Супружескую жизнь они начали в небольшом домике в районе Мейфэр. Там Юлия при помощи всего лишь повара и служанки устраивала приемы, к чему обязывало ее положение мужа, и каким-то образом сумела приблизиться к стандартам, к которым привыкла дома. Тем временем Филипп обнаружил, что женитьба на немке была не лучшей предпосылкой для безоблачной карьеры. Несколько бесед с начальством привели его к пониманию того, что определенные посты, например в Германии, для него отныне недосягаемы и что с годами он, скорее всего, окажется на периферии дипломатии, где-нибудь в Южной Африке или Аргентине. Он решил избежать подобных разочарований и сменить карьеру дипломата на административное поприще. Там он поднимется по служебной лестнице, лишившись, правда, блеска Министерства иностранных дел. Иногда в доме сестры он встречал Бетти, на которой мог бы жениться — и которая до сих пор оставалась не замужем, потому что на войне погибло много мужчин, — и гадал, насколько более удачной могла бы быть его жизнь.
Когда в 1920 году на свет появился Джолион Мередит Вильгельм Леннокс, за ним сначала приглядывала кормилица, а потом няня. Он был высоким худым ребенком с золотистыми кудрями и голубыми глазами, критичный и недовольный взгляд которых нередко останавливался на матери. От няни Джолион узнал, что он наполовину немец; с ним приключилась истерика, и потом еще несколько дней мальчик вел себя из рук вон плохо. Его свозили в Германию навестить родственников по материнской линии, но затея не удалась. Джолиону там вообще ничего не понравилось, а особенно правила поведения: от мальчика требовали, чтобы за столом он, когда не ест, сидел, положив руки по обе стороны тарелки, говорил только тогда, когда к нему обращались взрослые; и щелкал каблуками, когда что-либо просил. Мальчик наотрез отказался ехать туда снова. Юлия противилась тому, чтобы ее ребенка с семи лет отправили в школу (сейчас в таком желании матери нет ничего необычного, но тогда это было очень смело с ее стороны). Но Филипп возражал, что все его одноклассники прошли через это, и вообще, взгляните на него самого! — он ведь тоже в семь лет оказался в интернате. Да, он припоминает, что первое время скучал по дому… но это не важно, все быстро прошло. Этот аргумент со стороны Филиппа — «Посмотрите на меня!» — фигурировал в спорах супругов часто. Обычно к нему прибегают, чтобы подавить оппозицию нерушимой убежденностью говорящего в собственном превосходстве или, по крайней мере, правоте. Но Юлию он ни в чем не убеждал. В душе Филиппа оставался уголок, навсегда закрытый для нее, присутствовала в нем некая сдержанность, холодность, которую жена поначалу объясняла войной, окопами, невидимыми психологическими шрамами. Но потом у нее появились сомнения. С женами коллег Филиппа у нее так и не сложились отношения, достаточно близкие для того, чтобы спросить: ощущают ли и они тоже эту закрытость в своих мужьях, видят ли эту табличку «Verbotten» («Входа нет»), но Юлия была наблюдательна, она замечала многое. «Нет, — думала она, — если ты можешь забрать у матери ребенка в таком нежном возрасте…» Ту битву Юлия проиграла и потеряла сына, который с тех пор был с ней вежлив и учтив, но зачастую нетерпелив.

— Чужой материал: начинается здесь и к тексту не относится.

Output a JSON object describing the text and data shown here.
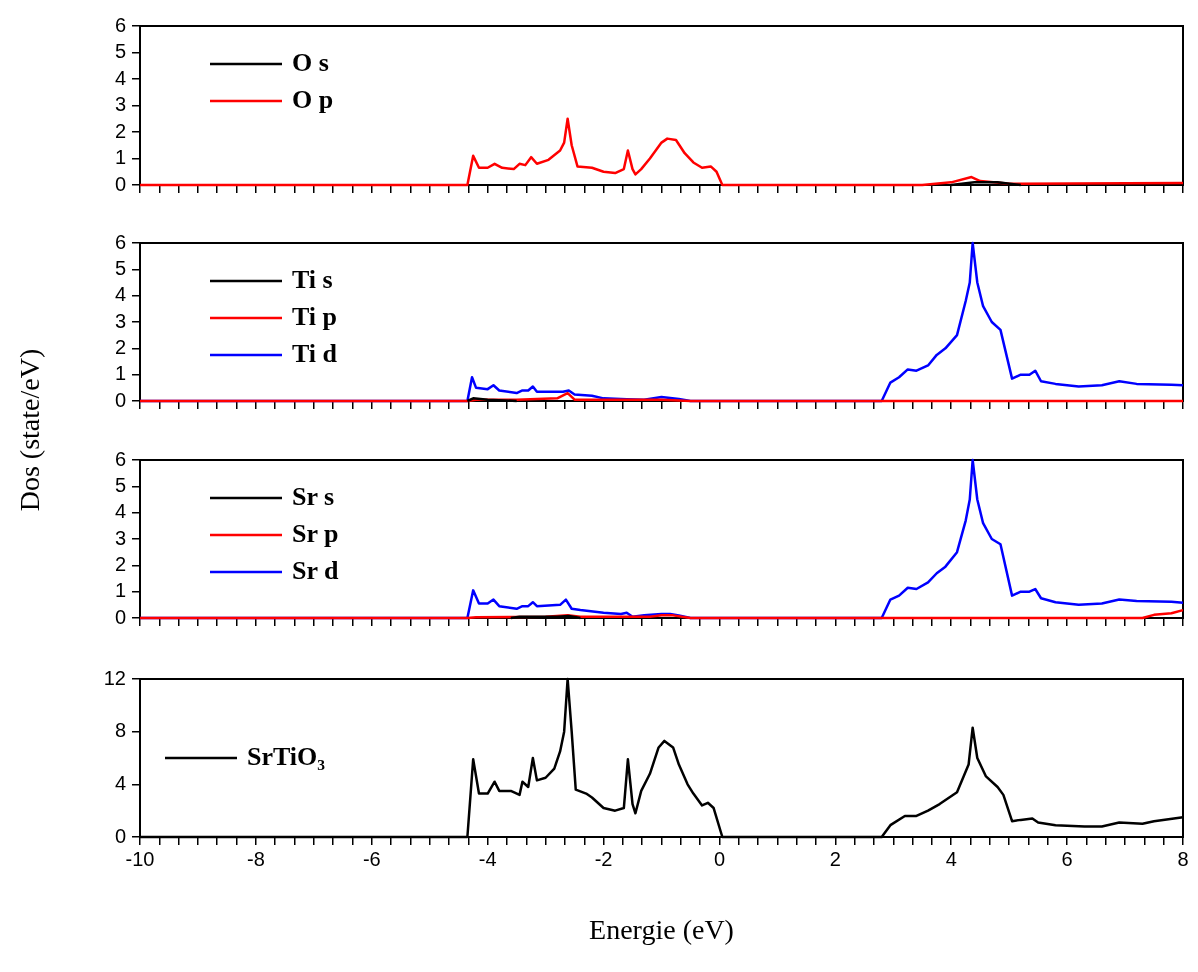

Насколько Юлия могла понять из его уклончивых рассказов, в своей первой школе Джолион учился хорошо, а вот в Итоне не очень. Учителя в своих ежегодных отчетах писали, что мальчик не умеет заводить друзей, склонен к одиночеству.
Она спросила его однажды во время каникул, предварительными маневрами создав такую ситуацию, из которой мальчик не мог с легкостью ускользнуть (сын имел привычку уходить от прямых разговоров и вопросов):
— Скажи мне, Джолион, тебе действительно неприятно то, что я немка?

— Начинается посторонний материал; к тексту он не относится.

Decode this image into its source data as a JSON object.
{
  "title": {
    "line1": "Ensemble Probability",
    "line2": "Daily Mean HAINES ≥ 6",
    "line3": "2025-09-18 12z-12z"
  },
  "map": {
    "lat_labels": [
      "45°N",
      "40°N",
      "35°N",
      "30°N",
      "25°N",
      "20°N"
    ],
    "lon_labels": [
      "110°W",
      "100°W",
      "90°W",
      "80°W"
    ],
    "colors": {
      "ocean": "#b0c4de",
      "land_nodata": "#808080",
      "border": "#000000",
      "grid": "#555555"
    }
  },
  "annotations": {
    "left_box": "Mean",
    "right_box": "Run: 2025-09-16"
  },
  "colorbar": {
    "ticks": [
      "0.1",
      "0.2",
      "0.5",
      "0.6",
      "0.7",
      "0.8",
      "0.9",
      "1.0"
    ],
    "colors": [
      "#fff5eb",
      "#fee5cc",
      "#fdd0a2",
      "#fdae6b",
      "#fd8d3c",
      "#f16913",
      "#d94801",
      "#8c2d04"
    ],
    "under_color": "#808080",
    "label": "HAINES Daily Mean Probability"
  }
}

Его взгляд дернулся, хотел убежать, но затем Джолион посмотрел на мать с широкой вежливой улыбкой и сказал:
— Нет, мама, с чего бы это?
— Я просто хотела узнать, вот и все.
Она просила Филиппа «поговорить» с сыном, имея в виду, конечно: «Пожалуйста, измени мальчика, он разрывает мне сердце».
— Он не из тех, кто станет откровенничать, — таков был ответ мужа.

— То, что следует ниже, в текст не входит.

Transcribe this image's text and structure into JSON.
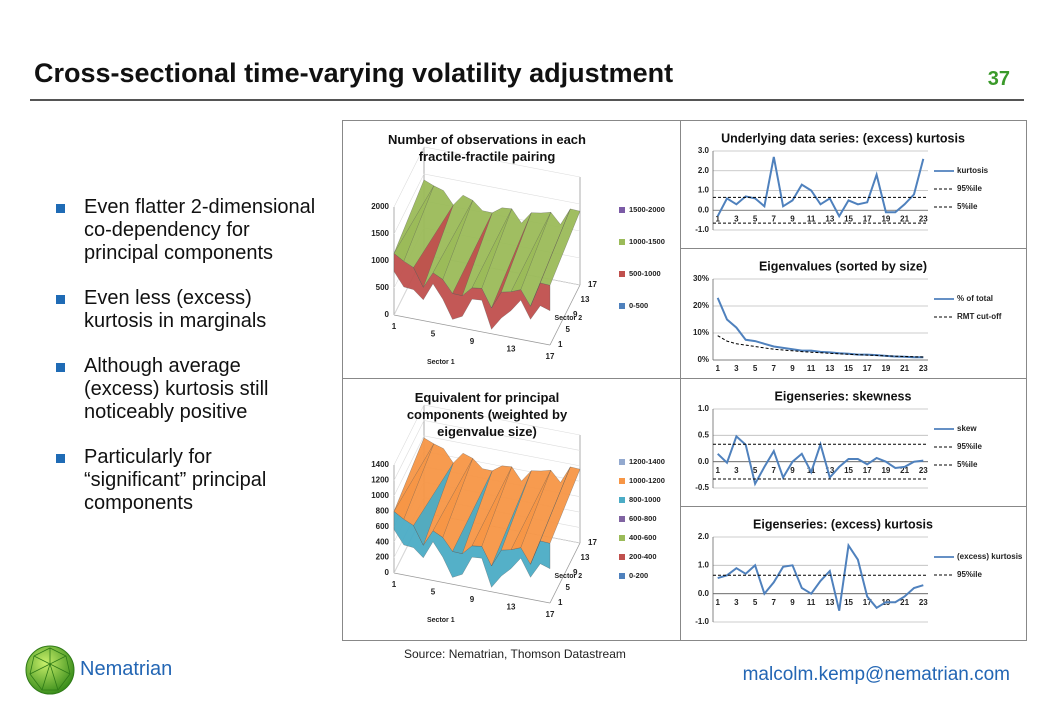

В сущности, Итон несколько утишил ее тревоги: сам факт и значимость того, что ее сын учился в этом прославленном заведении, являли собой некую гарантию преуспеяния и благополучия. Юлия отдала сына — своего единственного сына — системе образования Англии и ожидала честного обмена: надеялась, что Джолион вырастет хорошим человеком, подобно отцу, и в дальнейшем пойдет по его стопам, возможно, станет дипломатом.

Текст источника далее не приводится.